A cor negra do escuro não te impediu de descobrir o papel fotográfico na boca do animal. Arrancaste-a com a mão da ansiedade e viste-a ali, de rosto carregado e disfarçado pela jovialidade, num contraste tão profundo como toda as palavras que conta.

Viste-a andar pelas ruas e os teus olhos recordam ainda a sua pele branca e as suas olheiras artísticas. Recordas-lhe o cabelo preso no cimo do crânio, e o cachecol a tapar-lhe o pescoço ossudo.

Lembras-te ainda como ela ia sozinha, carregada de retratos pelos dedos de carvão e com os lábios pegajosos das palavras de livros que a beijam à meia noite.

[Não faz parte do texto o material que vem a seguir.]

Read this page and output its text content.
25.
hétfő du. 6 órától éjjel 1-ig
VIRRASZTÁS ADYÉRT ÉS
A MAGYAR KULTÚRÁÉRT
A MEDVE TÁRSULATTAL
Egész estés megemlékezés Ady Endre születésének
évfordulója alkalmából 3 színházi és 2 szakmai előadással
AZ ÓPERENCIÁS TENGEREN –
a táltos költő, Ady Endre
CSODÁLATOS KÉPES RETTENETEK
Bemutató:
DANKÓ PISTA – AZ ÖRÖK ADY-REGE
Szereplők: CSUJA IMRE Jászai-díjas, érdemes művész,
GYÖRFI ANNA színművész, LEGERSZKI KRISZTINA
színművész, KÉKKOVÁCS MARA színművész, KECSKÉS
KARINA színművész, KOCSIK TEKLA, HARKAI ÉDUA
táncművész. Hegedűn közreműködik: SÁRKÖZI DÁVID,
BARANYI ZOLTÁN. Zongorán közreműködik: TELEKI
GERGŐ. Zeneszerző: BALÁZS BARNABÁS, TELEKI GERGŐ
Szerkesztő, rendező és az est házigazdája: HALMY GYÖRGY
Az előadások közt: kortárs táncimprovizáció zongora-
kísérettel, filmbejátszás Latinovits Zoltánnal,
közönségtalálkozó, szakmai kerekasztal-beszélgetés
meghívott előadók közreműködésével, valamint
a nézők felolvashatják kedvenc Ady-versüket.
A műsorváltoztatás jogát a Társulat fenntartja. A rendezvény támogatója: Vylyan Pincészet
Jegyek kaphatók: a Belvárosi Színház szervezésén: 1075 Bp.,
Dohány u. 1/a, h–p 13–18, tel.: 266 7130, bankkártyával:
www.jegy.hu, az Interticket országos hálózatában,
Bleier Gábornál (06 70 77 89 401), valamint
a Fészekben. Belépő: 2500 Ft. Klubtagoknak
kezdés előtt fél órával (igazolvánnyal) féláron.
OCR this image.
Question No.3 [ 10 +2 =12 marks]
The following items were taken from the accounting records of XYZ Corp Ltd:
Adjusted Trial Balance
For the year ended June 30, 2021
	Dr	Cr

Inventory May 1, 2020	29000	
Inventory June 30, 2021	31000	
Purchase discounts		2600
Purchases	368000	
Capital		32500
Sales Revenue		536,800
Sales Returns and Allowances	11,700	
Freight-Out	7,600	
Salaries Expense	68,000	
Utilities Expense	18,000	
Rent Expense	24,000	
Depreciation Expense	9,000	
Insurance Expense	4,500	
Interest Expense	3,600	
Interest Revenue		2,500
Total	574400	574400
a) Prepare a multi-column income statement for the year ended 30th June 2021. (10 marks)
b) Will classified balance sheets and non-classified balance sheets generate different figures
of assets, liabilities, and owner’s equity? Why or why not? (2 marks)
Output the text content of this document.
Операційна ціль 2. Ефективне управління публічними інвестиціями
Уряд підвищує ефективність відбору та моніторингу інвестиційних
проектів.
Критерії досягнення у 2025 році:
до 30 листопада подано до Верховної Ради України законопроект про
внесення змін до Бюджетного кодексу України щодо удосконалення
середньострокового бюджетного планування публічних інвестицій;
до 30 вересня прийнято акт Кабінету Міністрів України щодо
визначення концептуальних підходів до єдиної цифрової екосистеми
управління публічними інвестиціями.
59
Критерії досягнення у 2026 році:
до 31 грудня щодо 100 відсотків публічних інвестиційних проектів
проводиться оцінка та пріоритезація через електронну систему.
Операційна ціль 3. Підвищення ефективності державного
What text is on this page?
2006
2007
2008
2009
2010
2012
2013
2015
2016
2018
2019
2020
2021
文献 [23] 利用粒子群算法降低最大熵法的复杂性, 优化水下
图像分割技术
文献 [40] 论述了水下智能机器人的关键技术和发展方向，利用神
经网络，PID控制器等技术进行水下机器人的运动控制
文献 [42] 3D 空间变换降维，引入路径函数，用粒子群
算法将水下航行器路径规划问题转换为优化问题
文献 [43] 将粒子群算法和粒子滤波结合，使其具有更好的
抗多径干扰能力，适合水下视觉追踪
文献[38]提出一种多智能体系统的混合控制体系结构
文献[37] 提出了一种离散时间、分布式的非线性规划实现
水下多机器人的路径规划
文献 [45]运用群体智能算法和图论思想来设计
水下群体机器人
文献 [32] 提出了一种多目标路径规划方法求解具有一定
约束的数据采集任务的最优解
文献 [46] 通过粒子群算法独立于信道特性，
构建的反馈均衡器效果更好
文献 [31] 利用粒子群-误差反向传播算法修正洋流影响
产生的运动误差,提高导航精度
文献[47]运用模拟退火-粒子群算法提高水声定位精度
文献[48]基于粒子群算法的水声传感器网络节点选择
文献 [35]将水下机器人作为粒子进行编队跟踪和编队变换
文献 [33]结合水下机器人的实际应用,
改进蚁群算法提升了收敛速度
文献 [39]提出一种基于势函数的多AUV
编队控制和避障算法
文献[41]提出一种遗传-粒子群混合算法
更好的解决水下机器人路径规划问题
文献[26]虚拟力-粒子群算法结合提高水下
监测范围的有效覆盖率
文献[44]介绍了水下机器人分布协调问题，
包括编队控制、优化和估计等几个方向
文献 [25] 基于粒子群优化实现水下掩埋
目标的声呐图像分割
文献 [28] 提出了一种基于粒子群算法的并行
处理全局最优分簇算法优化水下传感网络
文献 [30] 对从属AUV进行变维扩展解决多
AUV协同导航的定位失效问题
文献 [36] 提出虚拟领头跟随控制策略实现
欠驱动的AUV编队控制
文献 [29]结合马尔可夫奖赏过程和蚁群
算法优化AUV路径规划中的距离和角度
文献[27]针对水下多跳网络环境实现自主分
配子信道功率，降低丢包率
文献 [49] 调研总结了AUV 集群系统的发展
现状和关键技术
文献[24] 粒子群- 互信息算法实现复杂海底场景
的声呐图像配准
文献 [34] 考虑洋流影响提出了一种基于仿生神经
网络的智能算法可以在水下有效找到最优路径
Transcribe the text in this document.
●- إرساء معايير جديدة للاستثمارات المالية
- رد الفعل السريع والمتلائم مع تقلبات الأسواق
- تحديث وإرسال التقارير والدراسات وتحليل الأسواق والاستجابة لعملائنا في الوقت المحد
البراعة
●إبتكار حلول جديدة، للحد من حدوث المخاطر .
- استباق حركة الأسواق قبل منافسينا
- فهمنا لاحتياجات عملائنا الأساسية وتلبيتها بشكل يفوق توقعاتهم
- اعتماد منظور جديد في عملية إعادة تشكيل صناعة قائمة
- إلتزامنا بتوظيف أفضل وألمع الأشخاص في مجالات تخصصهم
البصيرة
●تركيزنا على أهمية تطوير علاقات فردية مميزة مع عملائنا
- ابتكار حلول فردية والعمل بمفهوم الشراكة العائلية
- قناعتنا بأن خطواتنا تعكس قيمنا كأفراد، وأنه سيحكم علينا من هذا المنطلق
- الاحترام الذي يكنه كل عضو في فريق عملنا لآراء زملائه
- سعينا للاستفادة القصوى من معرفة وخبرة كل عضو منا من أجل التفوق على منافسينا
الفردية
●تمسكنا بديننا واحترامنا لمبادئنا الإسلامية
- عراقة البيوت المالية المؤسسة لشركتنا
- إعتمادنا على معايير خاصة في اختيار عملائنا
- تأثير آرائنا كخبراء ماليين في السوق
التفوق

Sabes que o sabor dos lábios dela não sabe a cereja, mas a tabaco e decepção.
Sabes que provavelmente ela não tem sexo, mas que te sexualiza os pêlos erectos do braço.
Sabes que os lábios dela não são para ser tocados, que as mãos dela não são de aço e que os olhos se escondem em negridão dos abutres.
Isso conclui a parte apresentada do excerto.